A ce jour, 6 projets sont accompagnés par le partenariat, comme le modèle de NLP (traitement du langage naturel) CamemBERT développé par l'Inria. Utilisé entre autres par Enedis, il a permis à l'entreprise d'optimiser le traitement des demandes clients et de réaliser 3 millions d'euros d'économies annuelles. Jean-Noël Barrot souhaite en même temps que l'alliance s'inspire des projets d'IA menés par d'autres nations. "J'ai remarqué que mes homologues étaient demandeurs de partager les initiatives qu'ils prennent en matière d'intelligence artificielle. Nous allons essayer de nourrir l'allIAnce avec les expériences que l'on peut trouver dans des pays semblables à la France", précise le ministre. 

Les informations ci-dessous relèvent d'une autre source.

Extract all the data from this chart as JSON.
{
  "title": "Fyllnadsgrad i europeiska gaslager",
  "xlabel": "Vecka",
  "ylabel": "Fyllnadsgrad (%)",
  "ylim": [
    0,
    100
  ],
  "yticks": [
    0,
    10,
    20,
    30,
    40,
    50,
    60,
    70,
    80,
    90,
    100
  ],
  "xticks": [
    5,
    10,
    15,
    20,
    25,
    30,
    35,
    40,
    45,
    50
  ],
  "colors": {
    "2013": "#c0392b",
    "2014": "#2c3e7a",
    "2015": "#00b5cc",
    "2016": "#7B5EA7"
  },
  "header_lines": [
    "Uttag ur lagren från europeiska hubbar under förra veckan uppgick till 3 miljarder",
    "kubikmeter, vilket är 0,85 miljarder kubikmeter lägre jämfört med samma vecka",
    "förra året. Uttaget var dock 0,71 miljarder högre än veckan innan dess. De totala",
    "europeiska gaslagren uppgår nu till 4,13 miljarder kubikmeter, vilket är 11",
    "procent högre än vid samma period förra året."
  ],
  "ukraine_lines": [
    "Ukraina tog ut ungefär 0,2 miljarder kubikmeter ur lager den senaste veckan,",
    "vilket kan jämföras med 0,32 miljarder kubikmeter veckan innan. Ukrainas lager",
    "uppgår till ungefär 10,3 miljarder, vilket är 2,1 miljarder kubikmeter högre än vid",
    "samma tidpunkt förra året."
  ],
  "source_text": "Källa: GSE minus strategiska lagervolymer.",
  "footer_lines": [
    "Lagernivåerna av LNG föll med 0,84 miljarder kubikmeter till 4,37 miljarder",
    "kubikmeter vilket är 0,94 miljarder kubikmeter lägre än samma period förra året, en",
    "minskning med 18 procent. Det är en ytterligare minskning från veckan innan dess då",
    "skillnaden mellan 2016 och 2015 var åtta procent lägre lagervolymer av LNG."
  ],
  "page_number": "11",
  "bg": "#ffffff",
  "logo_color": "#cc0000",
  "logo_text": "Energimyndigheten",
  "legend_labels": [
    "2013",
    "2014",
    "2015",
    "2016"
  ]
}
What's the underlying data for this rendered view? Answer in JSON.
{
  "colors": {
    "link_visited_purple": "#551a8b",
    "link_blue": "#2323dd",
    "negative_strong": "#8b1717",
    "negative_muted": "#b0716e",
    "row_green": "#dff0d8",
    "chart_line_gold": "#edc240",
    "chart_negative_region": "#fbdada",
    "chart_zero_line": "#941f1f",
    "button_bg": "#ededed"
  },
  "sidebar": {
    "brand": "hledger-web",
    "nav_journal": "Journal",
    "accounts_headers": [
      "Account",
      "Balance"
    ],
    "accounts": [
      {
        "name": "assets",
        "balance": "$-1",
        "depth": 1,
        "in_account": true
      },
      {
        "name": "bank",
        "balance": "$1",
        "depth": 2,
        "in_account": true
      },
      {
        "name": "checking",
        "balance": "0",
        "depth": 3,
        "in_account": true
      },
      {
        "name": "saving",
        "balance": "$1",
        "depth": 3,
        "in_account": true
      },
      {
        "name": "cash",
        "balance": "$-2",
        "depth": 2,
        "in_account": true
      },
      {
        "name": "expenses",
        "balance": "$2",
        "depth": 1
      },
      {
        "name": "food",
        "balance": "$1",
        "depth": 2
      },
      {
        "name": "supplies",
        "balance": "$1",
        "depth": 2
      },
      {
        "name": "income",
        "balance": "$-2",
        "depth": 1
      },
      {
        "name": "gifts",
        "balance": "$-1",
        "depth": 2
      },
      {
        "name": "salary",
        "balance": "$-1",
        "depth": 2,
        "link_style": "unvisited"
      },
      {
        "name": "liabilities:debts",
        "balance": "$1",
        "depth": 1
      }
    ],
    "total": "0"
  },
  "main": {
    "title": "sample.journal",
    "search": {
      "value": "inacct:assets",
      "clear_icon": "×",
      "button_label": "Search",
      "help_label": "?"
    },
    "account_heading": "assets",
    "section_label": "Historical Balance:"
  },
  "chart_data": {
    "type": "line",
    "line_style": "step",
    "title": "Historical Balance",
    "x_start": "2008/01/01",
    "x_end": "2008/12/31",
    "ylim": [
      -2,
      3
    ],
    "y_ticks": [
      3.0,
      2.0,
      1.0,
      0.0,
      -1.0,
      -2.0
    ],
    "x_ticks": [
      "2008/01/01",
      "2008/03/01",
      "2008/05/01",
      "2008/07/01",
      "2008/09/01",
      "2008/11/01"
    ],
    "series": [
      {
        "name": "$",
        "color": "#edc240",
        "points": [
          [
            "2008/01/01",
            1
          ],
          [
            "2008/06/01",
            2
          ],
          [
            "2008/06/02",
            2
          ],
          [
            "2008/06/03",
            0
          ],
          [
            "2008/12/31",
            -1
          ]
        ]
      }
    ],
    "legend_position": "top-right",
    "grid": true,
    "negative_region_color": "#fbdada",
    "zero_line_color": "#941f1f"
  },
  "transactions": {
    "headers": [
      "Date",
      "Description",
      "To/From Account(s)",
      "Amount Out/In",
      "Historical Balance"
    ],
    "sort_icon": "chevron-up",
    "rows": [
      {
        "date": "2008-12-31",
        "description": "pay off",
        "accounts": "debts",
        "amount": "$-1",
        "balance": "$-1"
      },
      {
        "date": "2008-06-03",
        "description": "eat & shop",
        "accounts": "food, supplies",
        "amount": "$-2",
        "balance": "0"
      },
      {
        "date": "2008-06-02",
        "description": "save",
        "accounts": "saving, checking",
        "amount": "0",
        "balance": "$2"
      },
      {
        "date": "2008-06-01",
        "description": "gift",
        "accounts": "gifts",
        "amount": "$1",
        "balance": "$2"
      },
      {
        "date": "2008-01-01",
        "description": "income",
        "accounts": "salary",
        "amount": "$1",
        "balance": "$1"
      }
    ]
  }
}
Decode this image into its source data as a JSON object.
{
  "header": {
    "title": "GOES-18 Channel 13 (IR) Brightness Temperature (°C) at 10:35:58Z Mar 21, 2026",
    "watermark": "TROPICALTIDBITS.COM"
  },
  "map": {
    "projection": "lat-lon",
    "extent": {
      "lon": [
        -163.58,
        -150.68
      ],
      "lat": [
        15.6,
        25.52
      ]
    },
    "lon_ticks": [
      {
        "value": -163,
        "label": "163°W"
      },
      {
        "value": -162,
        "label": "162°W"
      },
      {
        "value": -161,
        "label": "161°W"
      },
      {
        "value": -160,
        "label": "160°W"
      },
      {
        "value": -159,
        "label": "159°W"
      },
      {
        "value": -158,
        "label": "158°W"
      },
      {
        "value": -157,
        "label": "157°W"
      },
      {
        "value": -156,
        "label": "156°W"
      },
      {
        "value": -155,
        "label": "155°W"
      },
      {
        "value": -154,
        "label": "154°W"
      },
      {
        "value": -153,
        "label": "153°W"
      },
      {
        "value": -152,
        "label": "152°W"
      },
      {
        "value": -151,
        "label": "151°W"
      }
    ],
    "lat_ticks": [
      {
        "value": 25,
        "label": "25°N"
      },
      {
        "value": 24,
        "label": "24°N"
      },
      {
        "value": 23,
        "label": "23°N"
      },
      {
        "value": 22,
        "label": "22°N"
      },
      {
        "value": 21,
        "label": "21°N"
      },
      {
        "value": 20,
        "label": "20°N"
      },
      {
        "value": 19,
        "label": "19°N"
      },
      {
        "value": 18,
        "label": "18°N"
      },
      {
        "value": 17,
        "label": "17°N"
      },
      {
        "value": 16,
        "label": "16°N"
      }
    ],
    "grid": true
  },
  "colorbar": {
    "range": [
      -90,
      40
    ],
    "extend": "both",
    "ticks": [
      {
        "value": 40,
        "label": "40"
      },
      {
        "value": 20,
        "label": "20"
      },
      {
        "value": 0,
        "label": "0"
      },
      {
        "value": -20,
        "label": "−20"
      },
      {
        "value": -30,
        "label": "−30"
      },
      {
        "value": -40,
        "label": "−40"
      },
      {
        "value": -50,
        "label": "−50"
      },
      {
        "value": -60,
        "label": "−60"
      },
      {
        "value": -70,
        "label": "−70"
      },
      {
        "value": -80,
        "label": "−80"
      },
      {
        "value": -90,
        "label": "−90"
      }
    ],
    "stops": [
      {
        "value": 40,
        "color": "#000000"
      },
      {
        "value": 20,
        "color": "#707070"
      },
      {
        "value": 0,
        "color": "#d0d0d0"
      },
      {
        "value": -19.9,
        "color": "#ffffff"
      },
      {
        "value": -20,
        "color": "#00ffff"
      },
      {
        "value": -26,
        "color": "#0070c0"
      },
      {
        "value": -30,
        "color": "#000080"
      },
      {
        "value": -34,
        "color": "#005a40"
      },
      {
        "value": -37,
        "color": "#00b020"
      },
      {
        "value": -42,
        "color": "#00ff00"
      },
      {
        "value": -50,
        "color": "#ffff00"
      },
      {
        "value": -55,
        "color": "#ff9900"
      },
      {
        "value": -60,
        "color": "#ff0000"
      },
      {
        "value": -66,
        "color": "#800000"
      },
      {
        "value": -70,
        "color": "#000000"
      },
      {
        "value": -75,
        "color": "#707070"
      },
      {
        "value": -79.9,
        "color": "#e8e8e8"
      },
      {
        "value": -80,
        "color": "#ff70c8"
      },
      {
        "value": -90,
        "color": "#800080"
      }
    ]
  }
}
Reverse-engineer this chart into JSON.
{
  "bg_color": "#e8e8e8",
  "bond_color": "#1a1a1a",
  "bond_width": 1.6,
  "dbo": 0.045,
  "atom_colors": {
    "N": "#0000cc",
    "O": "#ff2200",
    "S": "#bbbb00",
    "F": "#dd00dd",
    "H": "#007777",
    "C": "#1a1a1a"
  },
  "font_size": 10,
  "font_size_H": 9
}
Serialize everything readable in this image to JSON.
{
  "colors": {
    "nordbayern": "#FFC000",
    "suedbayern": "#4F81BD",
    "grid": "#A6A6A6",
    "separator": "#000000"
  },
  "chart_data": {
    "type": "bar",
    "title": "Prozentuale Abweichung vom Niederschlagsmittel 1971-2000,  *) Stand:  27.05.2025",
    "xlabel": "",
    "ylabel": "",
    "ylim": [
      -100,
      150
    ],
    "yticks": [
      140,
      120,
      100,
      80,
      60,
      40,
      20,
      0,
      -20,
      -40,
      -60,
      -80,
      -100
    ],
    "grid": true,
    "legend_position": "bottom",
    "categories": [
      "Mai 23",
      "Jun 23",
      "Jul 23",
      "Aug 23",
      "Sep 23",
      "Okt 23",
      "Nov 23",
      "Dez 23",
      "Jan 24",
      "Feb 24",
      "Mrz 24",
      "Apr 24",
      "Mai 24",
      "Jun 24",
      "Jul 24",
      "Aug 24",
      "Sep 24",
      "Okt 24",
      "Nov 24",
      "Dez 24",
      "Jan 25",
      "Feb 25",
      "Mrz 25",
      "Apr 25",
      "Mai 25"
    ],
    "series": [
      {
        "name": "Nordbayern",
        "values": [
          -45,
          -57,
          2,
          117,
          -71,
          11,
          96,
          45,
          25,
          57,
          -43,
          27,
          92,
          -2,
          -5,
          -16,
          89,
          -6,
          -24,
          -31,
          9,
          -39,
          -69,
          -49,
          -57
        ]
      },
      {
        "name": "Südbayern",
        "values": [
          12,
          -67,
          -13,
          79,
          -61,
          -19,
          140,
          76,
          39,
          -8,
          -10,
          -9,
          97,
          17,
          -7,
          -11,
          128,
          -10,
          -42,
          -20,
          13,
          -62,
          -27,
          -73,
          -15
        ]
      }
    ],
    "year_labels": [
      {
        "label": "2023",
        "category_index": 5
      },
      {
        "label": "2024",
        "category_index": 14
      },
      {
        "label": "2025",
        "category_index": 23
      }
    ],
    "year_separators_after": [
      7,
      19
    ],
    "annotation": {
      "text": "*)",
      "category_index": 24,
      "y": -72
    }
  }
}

Les acteurs de l'allIAnce réunis par l'Executif. © BP

Un hub de données francophones pour l'IA

GPT-4, Claude 2, Gemini, Grok… Les large language model (LLM) sont majoritairement entraînés sur des datasets de données composés en grande partie de textes anglophones. Pour tenter de contrer ce biais linguistique, l'Exécutif annonce le lancement prochain d'un hub de données francophones. Nommé Villers-Cotterêt du nom de la commune de résidence de la Cité internationale de la langue française, ce corpus de textes français vise à augmenter la part du français dans les modèles fondations d'IA. Le projet est mené par le ministère de la Culture en lien avec la Dinum, l'Inria, l'Ina et la BNF.

L'objectif est clair : faire de la richesse de la langue française et de son exception culturelle des atouts clés pour le développement éthique et souverain de l'IA dans l'espace francophone. "Nous avons une chance en France, c'est qu'à côté de l'ordonnance de Villers-Cotterêts, parmi d'autres, le même François Ier a pris à Montpellier une autre ordonnance royale en 1537, celle qui a permis le dépôt légal. Et depuis, nous avons ainsi accumulé une forme de thésaurus en langue française. Eh bien, c'est cela qu'il nous faudra partager et réussir à faire vivre pour continuer de créer, y compris dans l'intelligence artificielle", expliquait déjà Emmanuel Macron le 30 octobre dernier lors de l'inauguration de la Cité internationale de la langue française.